Han pasado 75 años desde que se promulgó la Declaración Universal de los Derechos Humanos en 1948. Dicho instrumento internacional fue unánimemente reconocido como una acción histórica crucial en el largo camino de las ideas y las normas sobre los derechos humanos. Con el transcurso de los años, los derechos humanos se convirtieron inevitablemente en un paradigma ético y político que permitió el desarrollo de un cuerpo normativo sólido que resalta los problemas de su fundamento, su justificación y su universalidad. De la misma forma, el acento se ha puesto en sus violaciones, así como en su aplicación selectiva y paternalista. En un periodo dominado por las dos guerras mundiales y como consecuencia del horror producido por ellas, se puso mayor atención a los derechos humanos y a los compromisos jurídicos para su defensa.
Sin embargo, y visto en retrospectiva, los derechos humanos se han constituido como parte de una retórica hueca y sin sentido. Cada vez más se observa en las declaraciones internacionales y en los ordenamientos jurídicos estatales, la incorporación de nuevos derechos que solamente existen en el papel. En contrapartida, han surgido ineficaces y enormes burocracias nacionales e internacionales que han monopolizado el tema y derivado de ello, se ha desarrollado una auténtica casta de “vividores” de los derechos humanos. Por si fuera poco, los genocidios y las limpiezas étnicas continúan en el mundo, sin que nada detenga a los perpetradores. Presenciamos así, una permanente crisis de los derechos humanos a todos los niveles que amenaza con limitarlos o cancelarlos.
Para complicar las cosas, actualmente es hegemónica una interpretación de los derechos humanos que los concibe como una esfera separada de la democracia. Se considera que son ajenos a ella y, por lo tanto, que deben mantenerse sujetos al exclusivo y excluyente control de los jueces. Concebir los derechos humanos separados de la democracia significa sostener que importantes cuestiones como el aborto, la eutanasia, el medioambiente o los derechos de los seres sintientes, entre otros, no deben quedar sujetos a la discusión democrática, sino retirarse del debate público para permanecer resguardados y a salvo de toda intromisión democrática a través de los mecanismos del control judicial.

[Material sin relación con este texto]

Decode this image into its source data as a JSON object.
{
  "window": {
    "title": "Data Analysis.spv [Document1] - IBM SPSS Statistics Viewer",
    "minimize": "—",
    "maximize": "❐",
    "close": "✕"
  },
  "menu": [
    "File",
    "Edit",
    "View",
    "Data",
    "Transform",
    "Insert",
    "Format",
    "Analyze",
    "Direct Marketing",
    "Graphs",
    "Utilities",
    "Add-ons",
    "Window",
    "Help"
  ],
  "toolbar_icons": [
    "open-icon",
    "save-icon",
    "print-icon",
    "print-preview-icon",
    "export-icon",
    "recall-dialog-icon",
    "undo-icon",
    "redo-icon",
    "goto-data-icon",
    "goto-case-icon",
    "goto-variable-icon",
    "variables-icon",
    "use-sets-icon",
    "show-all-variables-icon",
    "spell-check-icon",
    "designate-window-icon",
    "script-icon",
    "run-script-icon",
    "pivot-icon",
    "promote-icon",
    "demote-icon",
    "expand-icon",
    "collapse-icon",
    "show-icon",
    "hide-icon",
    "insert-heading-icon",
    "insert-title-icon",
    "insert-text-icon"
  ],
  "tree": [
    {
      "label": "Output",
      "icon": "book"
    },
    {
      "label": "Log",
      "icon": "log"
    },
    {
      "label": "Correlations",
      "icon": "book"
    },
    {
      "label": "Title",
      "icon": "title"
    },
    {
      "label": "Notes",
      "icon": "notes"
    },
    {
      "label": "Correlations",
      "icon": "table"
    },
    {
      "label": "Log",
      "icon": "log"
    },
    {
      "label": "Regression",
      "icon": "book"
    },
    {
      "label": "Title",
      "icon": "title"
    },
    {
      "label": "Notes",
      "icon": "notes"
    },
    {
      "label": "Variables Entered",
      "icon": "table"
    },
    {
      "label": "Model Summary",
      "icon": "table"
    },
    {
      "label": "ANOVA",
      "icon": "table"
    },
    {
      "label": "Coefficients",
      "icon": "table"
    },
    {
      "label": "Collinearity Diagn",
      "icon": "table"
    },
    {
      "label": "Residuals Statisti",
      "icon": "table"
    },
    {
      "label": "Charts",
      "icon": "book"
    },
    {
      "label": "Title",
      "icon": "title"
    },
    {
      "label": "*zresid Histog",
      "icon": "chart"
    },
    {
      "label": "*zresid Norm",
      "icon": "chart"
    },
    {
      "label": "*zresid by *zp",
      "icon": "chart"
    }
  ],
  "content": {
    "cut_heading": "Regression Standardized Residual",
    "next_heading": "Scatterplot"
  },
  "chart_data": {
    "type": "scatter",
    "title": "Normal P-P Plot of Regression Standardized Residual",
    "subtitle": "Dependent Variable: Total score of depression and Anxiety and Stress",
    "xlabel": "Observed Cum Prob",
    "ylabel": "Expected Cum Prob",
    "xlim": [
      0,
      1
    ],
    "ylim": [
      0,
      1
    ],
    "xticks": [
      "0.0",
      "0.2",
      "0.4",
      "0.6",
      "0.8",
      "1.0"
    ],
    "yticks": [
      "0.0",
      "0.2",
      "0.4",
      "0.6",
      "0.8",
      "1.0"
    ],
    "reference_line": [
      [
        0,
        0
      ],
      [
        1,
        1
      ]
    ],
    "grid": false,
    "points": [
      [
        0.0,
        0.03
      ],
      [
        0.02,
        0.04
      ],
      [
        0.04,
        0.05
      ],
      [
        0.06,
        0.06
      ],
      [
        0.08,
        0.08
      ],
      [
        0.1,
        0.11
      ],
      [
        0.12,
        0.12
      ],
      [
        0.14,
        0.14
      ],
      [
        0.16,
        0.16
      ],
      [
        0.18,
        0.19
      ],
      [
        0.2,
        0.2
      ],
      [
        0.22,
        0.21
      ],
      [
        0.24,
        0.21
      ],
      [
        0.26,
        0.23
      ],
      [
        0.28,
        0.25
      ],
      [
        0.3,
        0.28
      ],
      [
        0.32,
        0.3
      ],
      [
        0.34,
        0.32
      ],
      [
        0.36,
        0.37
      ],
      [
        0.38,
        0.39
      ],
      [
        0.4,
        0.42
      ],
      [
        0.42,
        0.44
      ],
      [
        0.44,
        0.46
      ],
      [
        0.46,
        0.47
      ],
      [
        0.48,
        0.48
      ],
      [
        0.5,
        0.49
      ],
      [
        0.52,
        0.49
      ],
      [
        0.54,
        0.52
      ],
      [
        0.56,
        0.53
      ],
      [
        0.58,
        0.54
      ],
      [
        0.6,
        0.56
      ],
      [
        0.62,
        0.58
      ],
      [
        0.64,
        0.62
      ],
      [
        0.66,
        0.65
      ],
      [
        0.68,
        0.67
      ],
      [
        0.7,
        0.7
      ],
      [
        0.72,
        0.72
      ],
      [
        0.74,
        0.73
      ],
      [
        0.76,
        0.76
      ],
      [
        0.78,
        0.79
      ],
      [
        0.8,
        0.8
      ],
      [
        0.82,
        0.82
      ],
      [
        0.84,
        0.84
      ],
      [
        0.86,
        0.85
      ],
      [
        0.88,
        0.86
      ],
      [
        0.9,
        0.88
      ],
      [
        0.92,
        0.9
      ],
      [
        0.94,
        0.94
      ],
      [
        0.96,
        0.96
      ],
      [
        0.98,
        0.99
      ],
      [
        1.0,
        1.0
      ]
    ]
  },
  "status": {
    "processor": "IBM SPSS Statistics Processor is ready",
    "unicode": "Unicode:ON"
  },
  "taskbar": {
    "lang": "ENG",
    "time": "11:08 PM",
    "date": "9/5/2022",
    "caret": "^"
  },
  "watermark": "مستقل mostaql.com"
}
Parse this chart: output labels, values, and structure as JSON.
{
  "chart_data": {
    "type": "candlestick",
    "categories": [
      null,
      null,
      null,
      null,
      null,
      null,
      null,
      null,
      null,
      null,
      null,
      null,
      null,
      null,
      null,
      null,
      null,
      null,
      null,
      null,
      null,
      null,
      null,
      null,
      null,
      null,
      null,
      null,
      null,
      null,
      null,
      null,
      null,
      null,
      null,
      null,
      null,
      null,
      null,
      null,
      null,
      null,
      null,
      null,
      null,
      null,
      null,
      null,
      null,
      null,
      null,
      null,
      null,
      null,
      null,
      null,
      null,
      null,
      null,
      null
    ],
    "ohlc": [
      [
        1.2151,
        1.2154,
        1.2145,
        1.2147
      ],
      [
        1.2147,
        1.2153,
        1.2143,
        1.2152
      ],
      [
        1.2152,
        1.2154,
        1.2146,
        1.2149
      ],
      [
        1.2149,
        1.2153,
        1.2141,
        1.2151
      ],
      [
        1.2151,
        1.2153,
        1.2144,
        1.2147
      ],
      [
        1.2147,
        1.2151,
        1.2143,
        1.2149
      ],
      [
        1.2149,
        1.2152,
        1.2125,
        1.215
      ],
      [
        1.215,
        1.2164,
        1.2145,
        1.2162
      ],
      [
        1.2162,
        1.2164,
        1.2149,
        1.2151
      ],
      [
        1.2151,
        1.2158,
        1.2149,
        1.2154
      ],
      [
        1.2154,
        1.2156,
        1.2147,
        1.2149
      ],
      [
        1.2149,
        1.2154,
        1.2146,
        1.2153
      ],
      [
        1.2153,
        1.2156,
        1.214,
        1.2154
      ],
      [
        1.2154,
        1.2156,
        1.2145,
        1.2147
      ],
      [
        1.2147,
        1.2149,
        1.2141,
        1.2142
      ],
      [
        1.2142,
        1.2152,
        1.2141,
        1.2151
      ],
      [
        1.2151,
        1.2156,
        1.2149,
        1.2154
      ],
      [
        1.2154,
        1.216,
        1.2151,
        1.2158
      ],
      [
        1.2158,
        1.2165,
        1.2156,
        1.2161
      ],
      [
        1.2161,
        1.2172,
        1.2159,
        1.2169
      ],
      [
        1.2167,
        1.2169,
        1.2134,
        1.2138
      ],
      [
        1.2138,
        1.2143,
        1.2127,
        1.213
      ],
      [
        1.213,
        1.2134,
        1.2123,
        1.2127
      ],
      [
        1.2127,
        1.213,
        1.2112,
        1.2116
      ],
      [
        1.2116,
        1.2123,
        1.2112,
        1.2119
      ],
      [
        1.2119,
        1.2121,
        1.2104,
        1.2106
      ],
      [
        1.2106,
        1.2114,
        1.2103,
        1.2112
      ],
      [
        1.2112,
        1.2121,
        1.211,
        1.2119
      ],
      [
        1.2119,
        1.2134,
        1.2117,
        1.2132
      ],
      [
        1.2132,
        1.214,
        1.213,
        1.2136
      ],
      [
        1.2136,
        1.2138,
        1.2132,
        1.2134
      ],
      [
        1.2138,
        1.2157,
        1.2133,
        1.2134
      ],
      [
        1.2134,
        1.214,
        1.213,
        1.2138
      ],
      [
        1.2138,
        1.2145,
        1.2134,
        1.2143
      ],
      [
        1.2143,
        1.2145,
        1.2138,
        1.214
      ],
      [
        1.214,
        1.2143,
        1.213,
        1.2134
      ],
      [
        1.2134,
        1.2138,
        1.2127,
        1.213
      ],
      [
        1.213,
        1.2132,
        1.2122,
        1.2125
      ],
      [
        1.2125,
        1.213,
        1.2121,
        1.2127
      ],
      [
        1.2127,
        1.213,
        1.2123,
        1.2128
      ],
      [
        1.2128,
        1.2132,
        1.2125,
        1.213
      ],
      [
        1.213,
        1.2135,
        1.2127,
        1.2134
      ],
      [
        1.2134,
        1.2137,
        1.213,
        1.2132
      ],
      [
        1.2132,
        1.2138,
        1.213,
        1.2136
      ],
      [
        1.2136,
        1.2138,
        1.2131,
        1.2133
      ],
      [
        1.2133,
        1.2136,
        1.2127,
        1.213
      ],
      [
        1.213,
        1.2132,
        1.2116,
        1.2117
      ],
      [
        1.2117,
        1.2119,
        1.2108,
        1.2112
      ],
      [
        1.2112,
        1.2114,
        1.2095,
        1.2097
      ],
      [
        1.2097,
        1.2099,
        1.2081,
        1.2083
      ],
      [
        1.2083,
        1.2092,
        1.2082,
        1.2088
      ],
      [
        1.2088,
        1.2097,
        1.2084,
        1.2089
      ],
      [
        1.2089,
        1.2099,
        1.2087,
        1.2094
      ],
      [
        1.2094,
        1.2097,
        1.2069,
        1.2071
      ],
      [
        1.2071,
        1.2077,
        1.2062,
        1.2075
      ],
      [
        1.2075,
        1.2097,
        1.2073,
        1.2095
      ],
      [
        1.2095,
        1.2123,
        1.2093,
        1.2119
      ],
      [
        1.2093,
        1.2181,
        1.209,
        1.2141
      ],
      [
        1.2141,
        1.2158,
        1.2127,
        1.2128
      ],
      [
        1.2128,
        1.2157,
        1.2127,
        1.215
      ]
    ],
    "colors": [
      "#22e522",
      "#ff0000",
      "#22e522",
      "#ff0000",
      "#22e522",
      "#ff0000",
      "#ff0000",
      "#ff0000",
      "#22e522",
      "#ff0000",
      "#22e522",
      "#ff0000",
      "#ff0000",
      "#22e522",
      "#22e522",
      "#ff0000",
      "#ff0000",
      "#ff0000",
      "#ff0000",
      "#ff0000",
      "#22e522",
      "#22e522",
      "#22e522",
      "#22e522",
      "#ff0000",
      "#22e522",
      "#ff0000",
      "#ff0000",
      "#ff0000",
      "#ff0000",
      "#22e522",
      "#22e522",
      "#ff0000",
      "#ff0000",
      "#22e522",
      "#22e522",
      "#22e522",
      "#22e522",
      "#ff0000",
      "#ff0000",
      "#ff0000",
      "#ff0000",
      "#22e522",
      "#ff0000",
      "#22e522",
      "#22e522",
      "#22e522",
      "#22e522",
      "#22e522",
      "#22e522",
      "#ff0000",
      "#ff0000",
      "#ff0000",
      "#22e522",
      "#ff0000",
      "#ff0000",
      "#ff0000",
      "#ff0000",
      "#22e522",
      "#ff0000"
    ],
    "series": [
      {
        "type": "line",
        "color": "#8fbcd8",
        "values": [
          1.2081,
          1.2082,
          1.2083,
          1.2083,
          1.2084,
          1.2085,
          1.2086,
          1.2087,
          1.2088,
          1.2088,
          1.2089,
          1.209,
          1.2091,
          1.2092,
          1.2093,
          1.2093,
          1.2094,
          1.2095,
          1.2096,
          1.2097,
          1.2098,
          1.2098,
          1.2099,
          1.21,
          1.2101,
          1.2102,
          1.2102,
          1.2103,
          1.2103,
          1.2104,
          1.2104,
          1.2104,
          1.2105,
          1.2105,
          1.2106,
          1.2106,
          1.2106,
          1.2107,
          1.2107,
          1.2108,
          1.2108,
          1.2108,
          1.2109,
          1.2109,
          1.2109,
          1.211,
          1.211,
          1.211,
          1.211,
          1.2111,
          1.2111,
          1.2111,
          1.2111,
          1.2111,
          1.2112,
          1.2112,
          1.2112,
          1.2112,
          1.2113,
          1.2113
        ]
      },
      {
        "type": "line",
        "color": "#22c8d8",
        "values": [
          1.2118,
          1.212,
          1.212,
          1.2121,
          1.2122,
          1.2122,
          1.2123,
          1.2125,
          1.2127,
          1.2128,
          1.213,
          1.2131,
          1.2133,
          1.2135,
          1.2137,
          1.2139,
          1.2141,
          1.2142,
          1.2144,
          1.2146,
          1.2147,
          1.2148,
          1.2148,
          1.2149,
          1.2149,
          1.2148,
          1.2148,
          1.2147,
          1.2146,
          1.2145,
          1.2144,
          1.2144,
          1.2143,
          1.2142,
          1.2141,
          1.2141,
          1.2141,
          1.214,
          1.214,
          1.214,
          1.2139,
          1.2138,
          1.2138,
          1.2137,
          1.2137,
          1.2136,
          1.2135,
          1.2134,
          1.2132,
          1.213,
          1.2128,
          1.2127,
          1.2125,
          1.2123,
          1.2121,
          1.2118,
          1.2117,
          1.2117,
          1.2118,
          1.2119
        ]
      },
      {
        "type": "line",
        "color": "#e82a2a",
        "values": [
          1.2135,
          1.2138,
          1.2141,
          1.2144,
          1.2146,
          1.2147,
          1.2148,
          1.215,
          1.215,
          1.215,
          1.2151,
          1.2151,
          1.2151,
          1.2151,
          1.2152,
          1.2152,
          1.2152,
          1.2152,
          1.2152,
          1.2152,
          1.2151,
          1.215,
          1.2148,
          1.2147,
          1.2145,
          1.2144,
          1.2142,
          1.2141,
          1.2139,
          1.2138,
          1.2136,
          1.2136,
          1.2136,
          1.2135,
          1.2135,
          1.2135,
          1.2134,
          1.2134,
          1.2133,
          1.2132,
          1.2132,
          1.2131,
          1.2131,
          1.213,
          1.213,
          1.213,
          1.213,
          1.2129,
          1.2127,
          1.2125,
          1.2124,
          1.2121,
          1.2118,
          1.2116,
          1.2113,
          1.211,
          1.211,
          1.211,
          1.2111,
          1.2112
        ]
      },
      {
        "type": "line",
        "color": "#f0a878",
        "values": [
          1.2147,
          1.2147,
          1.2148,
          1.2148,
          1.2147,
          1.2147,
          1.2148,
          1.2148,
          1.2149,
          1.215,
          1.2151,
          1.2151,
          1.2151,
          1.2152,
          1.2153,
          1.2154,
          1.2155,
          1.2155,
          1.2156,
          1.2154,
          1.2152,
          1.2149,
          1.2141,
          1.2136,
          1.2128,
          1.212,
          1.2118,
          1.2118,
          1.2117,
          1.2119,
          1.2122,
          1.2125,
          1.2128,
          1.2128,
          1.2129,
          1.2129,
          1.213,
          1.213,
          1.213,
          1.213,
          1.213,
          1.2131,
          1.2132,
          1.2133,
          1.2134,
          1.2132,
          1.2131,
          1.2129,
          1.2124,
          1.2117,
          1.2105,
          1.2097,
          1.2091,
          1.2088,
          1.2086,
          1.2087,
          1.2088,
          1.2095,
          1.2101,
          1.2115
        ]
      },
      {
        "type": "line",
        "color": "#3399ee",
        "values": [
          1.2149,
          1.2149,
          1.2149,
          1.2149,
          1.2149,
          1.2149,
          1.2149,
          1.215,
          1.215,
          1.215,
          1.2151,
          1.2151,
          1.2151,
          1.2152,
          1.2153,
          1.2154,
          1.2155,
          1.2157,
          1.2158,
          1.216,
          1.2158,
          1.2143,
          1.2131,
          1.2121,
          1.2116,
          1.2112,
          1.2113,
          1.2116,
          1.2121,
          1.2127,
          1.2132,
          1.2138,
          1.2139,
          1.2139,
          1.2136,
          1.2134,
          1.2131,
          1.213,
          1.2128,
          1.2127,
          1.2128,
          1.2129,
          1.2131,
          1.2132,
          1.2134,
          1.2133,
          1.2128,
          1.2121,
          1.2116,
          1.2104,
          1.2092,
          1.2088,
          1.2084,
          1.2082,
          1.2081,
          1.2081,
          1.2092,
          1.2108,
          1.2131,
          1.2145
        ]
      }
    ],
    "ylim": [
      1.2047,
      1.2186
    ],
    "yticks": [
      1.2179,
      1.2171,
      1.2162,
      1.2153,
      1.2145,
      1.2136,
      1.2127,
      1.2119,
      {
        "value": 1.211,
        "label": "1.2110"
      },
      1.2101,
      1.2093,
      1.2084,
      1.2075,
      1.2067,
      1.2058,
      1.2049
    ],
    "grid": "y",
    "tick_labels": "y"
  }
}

Para contrarrestar estas concepciones debemos reconocer que los derechos son producto de la democracia y no concesiones de los gobernantes. Ellos se encuentran sujetos a la regulación de la ley y derivan de la reflexión colectiva. Los derechos son una creación humana y como tal, nacen y mueren con la ley. Son creaciones sociales que diseñamos para proteger la dignidad de las personas y que denominamos derechos constitucionales. Vincular los derechos humanos con la democracia, permite que adquieran relevancia aquellos derechos que se encuentran relegados, desvalorizados o directamente repudiados por la doctrina legal y política prevaleciente. Desde sus orígenes la relación entre democracia y constitucionalismo ha sido problemática, lo que permitió imponer un modelo básicamente restrictivo del ideal democrático. Por ello, resulta urgente cambiar los fundamentos del sistema institucional en un sentido que permita democratizar al constitucionalismo.
Es erróneo seguir expandiendo la lista de los derechos humanos agregando más en cada reforma constitucional. Todas las constituciones tienen dos partes: la relativa a los principios generales que ofrecen identidad a una sociedad y la que se refiere a la organización del poder político. En la primera se incorporan constantemente los nuevos derechos sin advertir cómo se conseguirán. Es, sin embargo, en la segunda parte donde se pueden activar los derechos constitucionales, incidiendo directamente en los modos de organización del poder. Debemos, por lo tanto, focalizar la energía cívica en esta parte de nuestros ordenamientos constitucionales para que los ciudadanos puedan tomar el control sobre cómo se deciden, gestionan y resuelven sus derechos humanos.